Auch privat verabreden wir uns immer häufiger über WhatsApp, treffen uns anschließend aber nach wie vor persönlich. So nimmt es uns heute auch bei der Arbeit niemand mehr übel, wenn wir reine Fakten digital verbreiten. "Switchen" wir dann aber mal zu einer persönlichen Ansprache, nimmt deren Bedeutung wieder sprunghaft zu. Denn das Team weiß: "Jetzt wird es wichtig! Jetzt muss ich zuhören!"

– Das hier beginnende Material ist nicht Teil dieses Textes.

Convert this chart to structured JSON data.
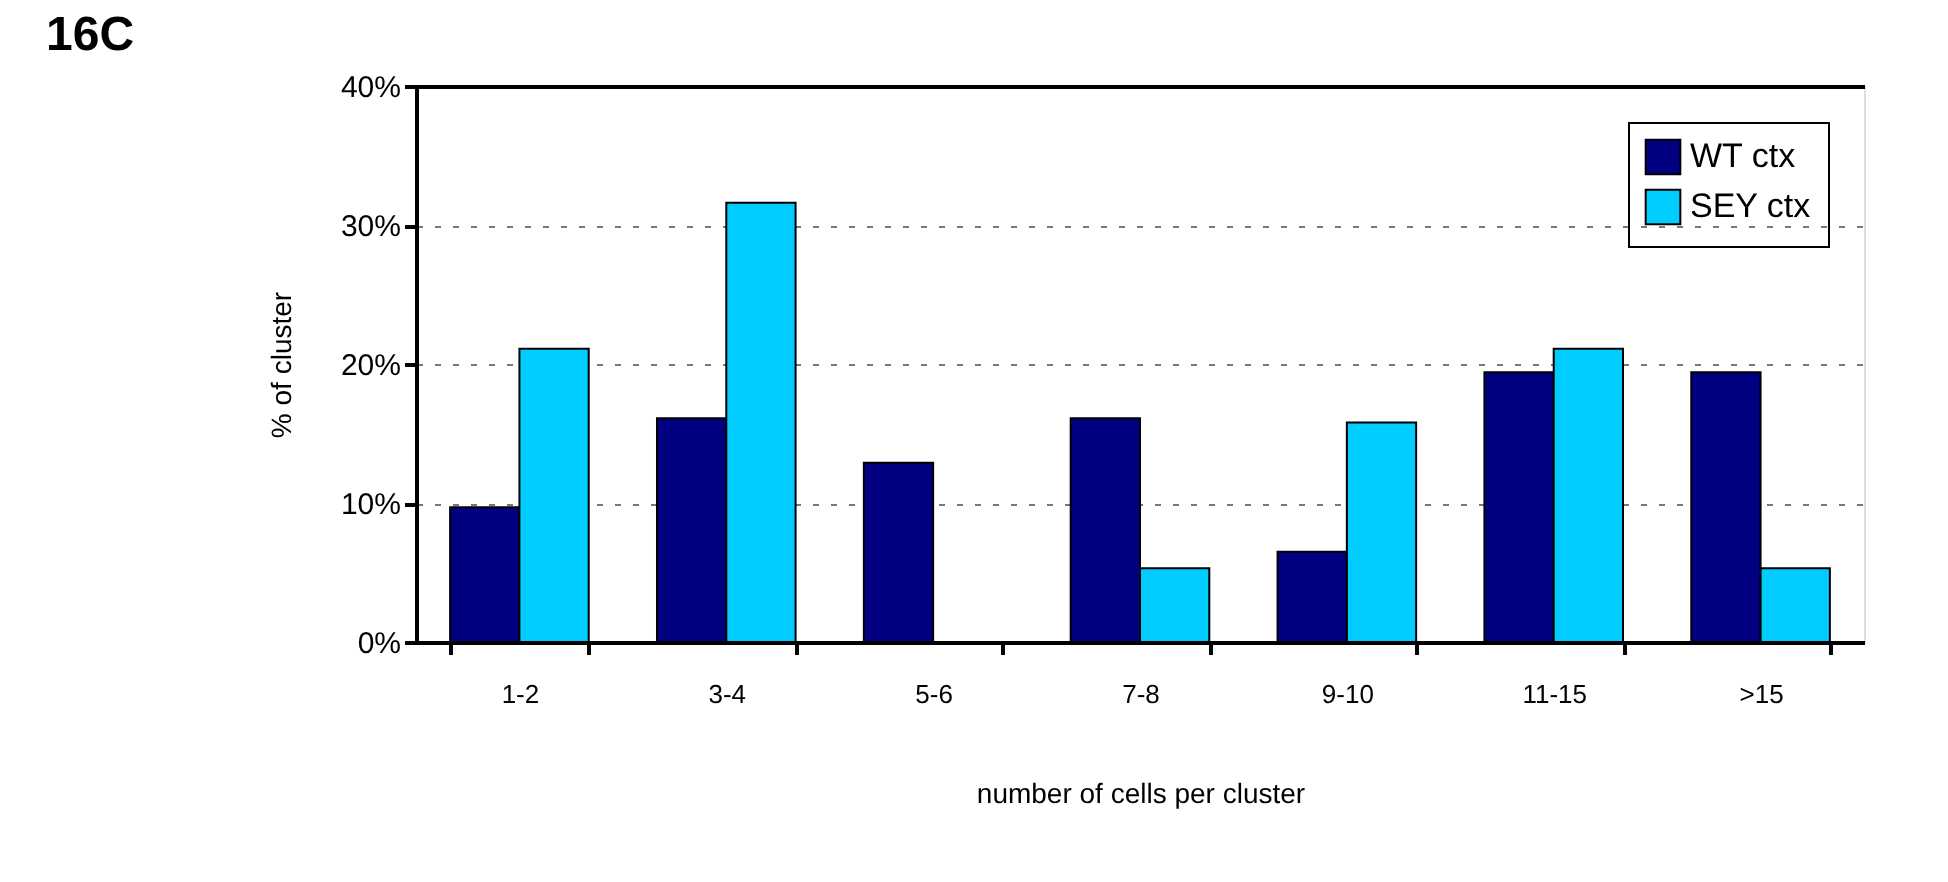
{
  "chart_data": {
    "type": "bar",
    "title": "16C",
    "xlabel": "number of cells per cluster",
    "ylabel": "% of cluster",
    "categories": [
      "1-2",
      "3-4",
      "5-6",
      "7-8",
      "9-10",
      "11-15",
      ">15"
    ],
    "series": [
      {
        "name": "WT ctx",
        "color": "#000080",
        "values": [
          9.7,
          16.1,
          12.9,
          16.1,
          6.5,
          19.4,
          19.4
        ]
      },
      {
        "name": "SEY ctx",
        "color": "#00ccff",
        "values": [
          21.1,
          31.6,
          0,
          5.3,
          15.8,
          21.1,
          5.3
        ]
      }
    ],
    "ylim": [
      0,
      40
    ],
    "yticks": [
      {
        "value": 0,
        "label": "0%"
      },
      {
        "value": 10,
        "label": "10%"
      },
      {
        "value": 20,
        "label": "20%"
      },
      {
        "value": 30,
        "label": "30%"
      },
      {
        "value": 40,
        "label": "40%"
      }
    ],
    "grid": "y",
    "legend": "top right"
  }
}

Der Aufbau einer besseren Infrastruktur für das interne Wissensmanagement ist längst keine Nebensache mehr. Laut der Studie "The Employee Voice" des Plattform-Anbieters Peakon steht die effektivere Kommunikation gleich nach der Gehaltserhöhung auf Platz 2 der Angestelltenwünsche. Eine Übergabekladde, in die abends Neuigkeiten für die nächste Schicht notiert werden, ist also sicher nicht das, was sich Ihre Mitarbeiter wünschen. Wenn Sie jedoch eine gute, zeitgemäße Lösung finden, binden Sie damit nicht nur Ihr bestehendes Personal, sondern ziehen auch neue Bewerber an. Und last, but not least: Sie als Chef bekommen eine bessere Übersicht und sparen enorm viel Zeit sowie unnötige Ausgaben.